On Sunday, I had a ride that worked out beautifully. It was a combination of a lot of things that led to success, but if I had to put my finger on it, the thing that worked out best for me was after walking around the fields to warm up, we trotted around the outdoor dressage ring. Two times, each way, and all I asked for was rhythm and focus from him. No squirreling around, no sucking back, no slamming in and out of the contact, no fights. I simply held the reins in such a way that I could feel the bit, and asked him to trot forward consistently. It was nothing fancy or extensive - it took us maybe 12 minutes.

On lap 3, he started to soften through the corners instead of motorcycling. On lap 4, he started to fill out both reins evenly, and then by the end of the lap, he had stretched into the outside rein and begun to soften. I called it quits. I dropped the reins, patted him, and we moved on to something else - walking the roads for a bit, then up the hills to get some quality muscle work time.

I've been reflecting on that ride since, in the same way I am turning everything over endlessly in other parts of my life. I think I've finally untangled something in my brain. See, Tristan is a more or less trained horse. Buried inside his brain and in his body are all the tools and memories necessary to put together a very good Training test that on a good day is schooling first. 

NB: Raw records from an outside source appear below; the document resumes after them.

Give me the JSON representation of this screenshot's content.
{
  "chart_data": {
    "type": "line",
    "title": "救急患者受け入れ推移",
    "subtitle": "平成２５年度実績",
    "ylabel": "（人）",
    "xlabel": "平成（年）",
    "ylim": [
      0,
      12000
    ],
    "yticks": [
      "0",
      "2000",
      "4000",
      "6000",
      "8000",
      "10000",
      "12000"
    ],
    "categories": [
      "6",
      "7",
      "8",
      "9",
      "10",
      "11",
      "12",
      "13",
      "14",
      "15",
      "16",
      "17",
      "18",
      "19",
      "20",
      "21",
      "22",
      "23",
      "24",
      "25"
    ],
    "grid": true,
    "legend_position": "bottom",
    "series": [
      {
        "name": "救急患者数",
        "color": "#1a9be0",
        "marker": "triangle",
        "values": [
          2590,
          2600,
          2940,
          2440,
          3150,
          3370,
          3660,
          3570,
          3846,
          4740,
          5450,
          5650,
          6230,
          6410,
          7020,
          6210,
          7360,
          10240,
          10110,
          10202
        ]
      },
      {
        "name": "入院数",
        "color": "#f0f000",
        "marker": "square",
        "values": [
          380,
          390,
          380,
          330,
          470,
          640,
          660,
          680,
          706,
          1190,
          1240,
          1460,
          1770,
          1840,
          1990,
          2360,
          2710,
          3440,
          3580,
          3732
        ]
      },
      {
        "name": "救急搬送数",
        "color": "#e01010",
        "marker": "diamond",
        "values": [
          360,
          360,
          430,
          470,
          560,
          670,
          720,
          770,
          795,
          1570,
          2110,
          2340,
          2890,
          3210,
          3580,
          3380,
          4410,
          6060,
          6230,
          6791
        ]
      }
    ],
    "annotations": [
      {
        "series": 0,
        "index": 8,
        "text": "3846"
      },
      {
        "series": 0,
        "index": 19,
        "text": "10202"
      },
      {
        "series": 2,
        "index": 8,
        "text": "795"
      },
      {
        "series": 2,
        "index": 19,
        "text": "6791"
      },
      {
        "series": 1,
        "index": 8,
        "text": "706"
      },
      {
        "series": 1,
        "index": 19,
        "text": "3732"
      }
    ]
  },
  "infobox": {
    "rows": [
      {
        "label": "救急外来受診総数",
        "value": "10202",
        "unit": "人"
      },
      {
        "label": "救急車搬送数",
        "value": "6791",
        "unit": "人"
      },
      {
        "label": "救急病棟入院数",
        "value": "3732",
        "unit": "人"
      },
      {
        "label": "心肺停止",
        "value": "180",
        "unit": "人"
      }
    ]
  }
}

But that's not where or what he is right now. I can't swing a leg over and expect that horse. And I guess I have been: I've been putting him through a cursory warmup and then trying to school shoulder-in, or haunches in or canter transitions. These are all things he has schooled well in the past, and yeah, we've been sort of getting to them. Not well - not happily - not cooperatively - but the work has been produced.

Sometimes it's the right call to muscle through and get to the horse you know is inside. Not right now. Tristan needs to go back to the base of the pyramid, and that needs to be our only focus. Just because he has all the pieces of the pyramid doesn't mean I can just slap them together and zip up to the top.

So, tonight: rhythm. Short, sweet, 30 minutes focusing on a forward, elastic gait in the walk and trot and maybe in the canter. If we get it, our reward will be a taste of relaxation at the end. Then we repeat. It's a self-discipline thing. Just because I feel something in him does not mean I have to reach for it and drag it out. Just because I know what a balanced connected trot and canter feel like does not mean we have to get it tonight. Or the next night.

It's both humbling and frustrating to have to do this again, once more, for the millionth time. Tristan is 21, and he has been under saddle for 11 years now. I have been riding horses for 2/3 of my life. Back to the beginning we go.